A bottle of Pappy Van Winkle 15 that went for $47 in 2007 now costs an average of $1,200 online. Brad Estabrooke of Breuckelen Distilling Company says the price is related to perception.

"In the market there's a perception that the older it is, the better it must be," Estabrooke said. "I think a lot of people are drawn to the idea that if something has been in the barrel for 25 or 30 years, is must really be worth a lot of money, it must really be delicious."

Whisky is made from barley grains which go through a process of malting, mashing, fermentation, and distillation. The spirit is put into oak barrels for maturation. The longer the spirit is stored, the more desirable it becomes.

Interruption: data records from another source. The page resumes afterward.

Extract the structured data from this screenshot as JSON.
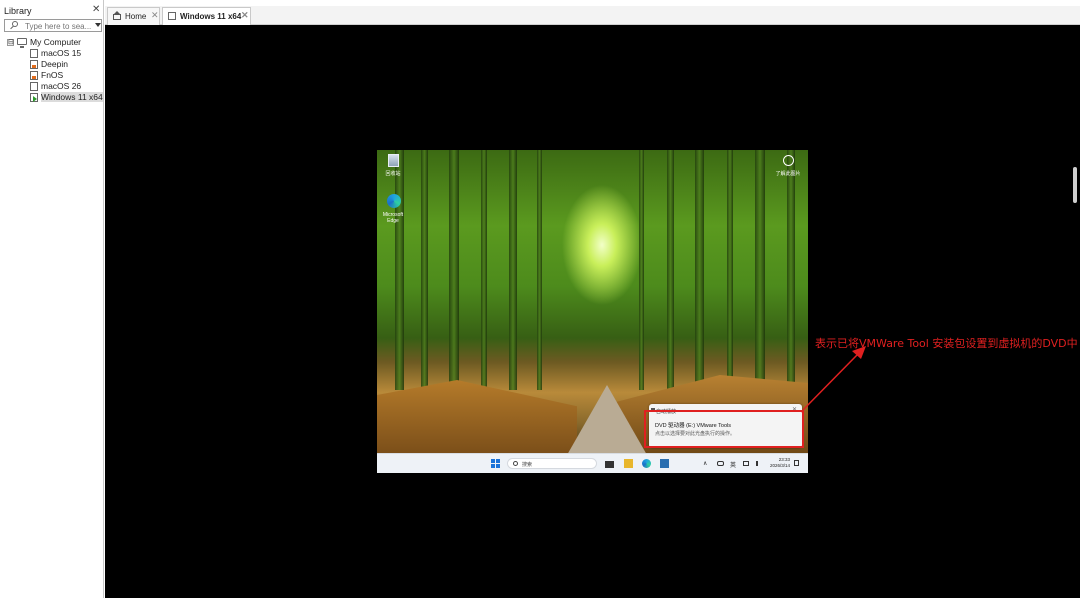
{
  "library": {
    "title": "Library",
    "close_glyph": "✕",
    "search_placeholder": "Type here to sea...",
    "tree": {
      "root": {
        "label": "My Computer",
        "collapse_glyph": "⊟"
      },
      "items": [
        {
          "label": "macOS 15",
          "state": "off"
        },
        {
          "label": "Deepin",
          "state": "warning"
        },
        {
          "label": "FnOS",
          "state": "warning"
        },
        {
          "label": "macOS 26",
          "state": "off"
        },
        {
          "label": "Windows 11 x64",
          "state": "running",
          "selected": true
        }
      ]
    }
  },
  "tabs": [
    {
      "label": "Home",
      "icon": "home-icon",
      "close": "✕",
      "active": false
    },
    {
      "label": "Windows 11 x64",
      "icon": "vm-running-icon",
      "close": "✕",
      "active": true
    }
  ],
  "guest": {
    "desktop_icons": [
      {
        "label": "回收站",
        "icon": "recycle-bin-icon"
      },
      {
        "label": "Microsoft Edge",
        "icon": "edge-icon"
      },
      {
        "label": "了解此图片",
        "icon": "about-picture-icon"
      }
    ],
    "notification": {
      "app": "自动播放",
      "close": "✕",
      "title": "DVD 驱动器 (E:) VMware Tools",
      "subtitle": "点击以选择要对此光盘执行的操作。"
    },
    "taskbar": {
      "search_text": "搜索",
      "tray_chevron": "∧",
      "ime": "英",
      "time": "23:33",
      "date": "2026/3/14"
    }
  },
  "annotation": {
    "text": "表示已将VMWare Tool 安装包设置到虚拟机的DVD中",
    "color": "#e02020"
  },
  "colors": {
    "console_bg": "#000000",
    "highlight": "#e02020",
    "windows_blue": "#1a73d9"
  }
}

"There is also an element of limited supply with those older whiskeys," Estabrooke said. "Obviously, to have a 30-year-old barrel of whisky, some of the whisky evaporates every year, so there's not really much of it."

Favorable laws are resulting in distilleries popping up in states like California, Oregon, and New York. Brooklyn has more than 20 distilleries producing spirits.

But, it's Asia that is believed to have sparked the shortage. Asia's interest in the spirit has been growing. Even Japanese whisky has been getting a lot of attention lately with last month's release of the Yamazaki Sherry Cask priced at $3,800.

"Since there's a shortage of supply, it's not unlimited," Estabrooke said. "The prices on some of those bottles have become extraordinary."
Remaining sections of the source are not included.